The bee population is going down again and if it continues to descend it could provoke a decrease in many fruit and vegetable crops.


The crops at greatest risk are, among others, apples, kiwis, almonds, melons and peaches.

Greenpeace has calculated that the billing dependent on these insects is worth over €2,400 million annually in Spain.

In the last 20 years the rate of descent has gone from 8% per year to between 30 and 40% per year.

Incorrect pollination decreases the quantity and quality of crops and would influence over a third of the world’s food.

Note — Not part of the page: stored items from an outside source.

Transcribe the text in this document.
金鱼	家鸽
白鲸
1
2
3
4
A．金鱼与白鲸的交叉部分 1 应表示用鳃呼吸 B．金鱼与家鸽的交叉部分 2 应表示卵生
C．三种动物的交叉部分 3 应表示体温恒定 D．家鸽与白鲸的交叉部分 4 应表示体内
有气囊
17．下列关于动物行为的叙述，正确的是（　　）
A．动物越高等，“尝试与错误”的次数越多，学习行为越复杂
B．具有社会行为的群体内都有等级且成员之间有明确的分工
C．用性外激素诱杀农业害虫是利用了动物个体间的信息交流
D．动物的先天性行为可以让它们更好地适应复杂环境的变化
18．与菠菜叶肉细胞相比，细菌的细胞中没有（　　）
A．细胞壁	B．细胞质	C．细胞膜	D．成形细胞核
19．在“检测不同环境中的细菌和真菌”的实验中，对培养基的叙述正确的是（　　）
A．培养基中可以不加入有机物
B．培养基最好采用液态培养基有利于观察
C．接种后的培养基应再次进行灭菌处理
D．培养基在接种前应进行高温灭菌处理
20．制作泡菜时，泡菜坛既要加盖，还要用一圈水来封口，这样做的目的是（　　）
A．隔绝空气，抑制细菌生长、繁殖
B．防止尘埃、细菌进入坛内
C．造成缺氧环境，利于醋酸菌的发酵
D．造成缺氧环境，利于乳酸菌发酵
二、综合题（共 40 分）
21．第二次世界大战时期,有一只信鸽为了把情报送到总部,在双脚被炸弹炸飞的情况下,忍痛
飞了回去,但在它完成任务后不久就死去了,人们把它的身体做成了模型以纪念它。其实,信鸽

Spanish bees are in trouble and this puts crops in trouble, according to a report from Greenpeace which says that up to 70% could disappear in the next 10 years if immediate measures are not taken.

Ecologists and bee keepers are calling for the elimination of certain insecticides which are the main cause of their disappearance as they attack the bee’s nervous systems.

The report specifies 319 different types of insecticide which are provoking this natural disaster; these insecticides are ‘systemic’ which means they get into the sap of the plant and therefore reach the entirety of the plant.

When the bee lands on the flower to collect the pollen it picks up these chemicals and although they do not kill the bees immediately they do provoke a series of problems in the bee’s nervous system.

The bees become disorientated, they get lost and sometimes cannot find their way back to the hive, and when they do, they usually arrive with an extremely low body temperature which is what eventually kills them.

Although the EU is revising its list of insecticides with a view to eliminating some of them Greenpeace says this is not enough as it is a case of “too little, too late.”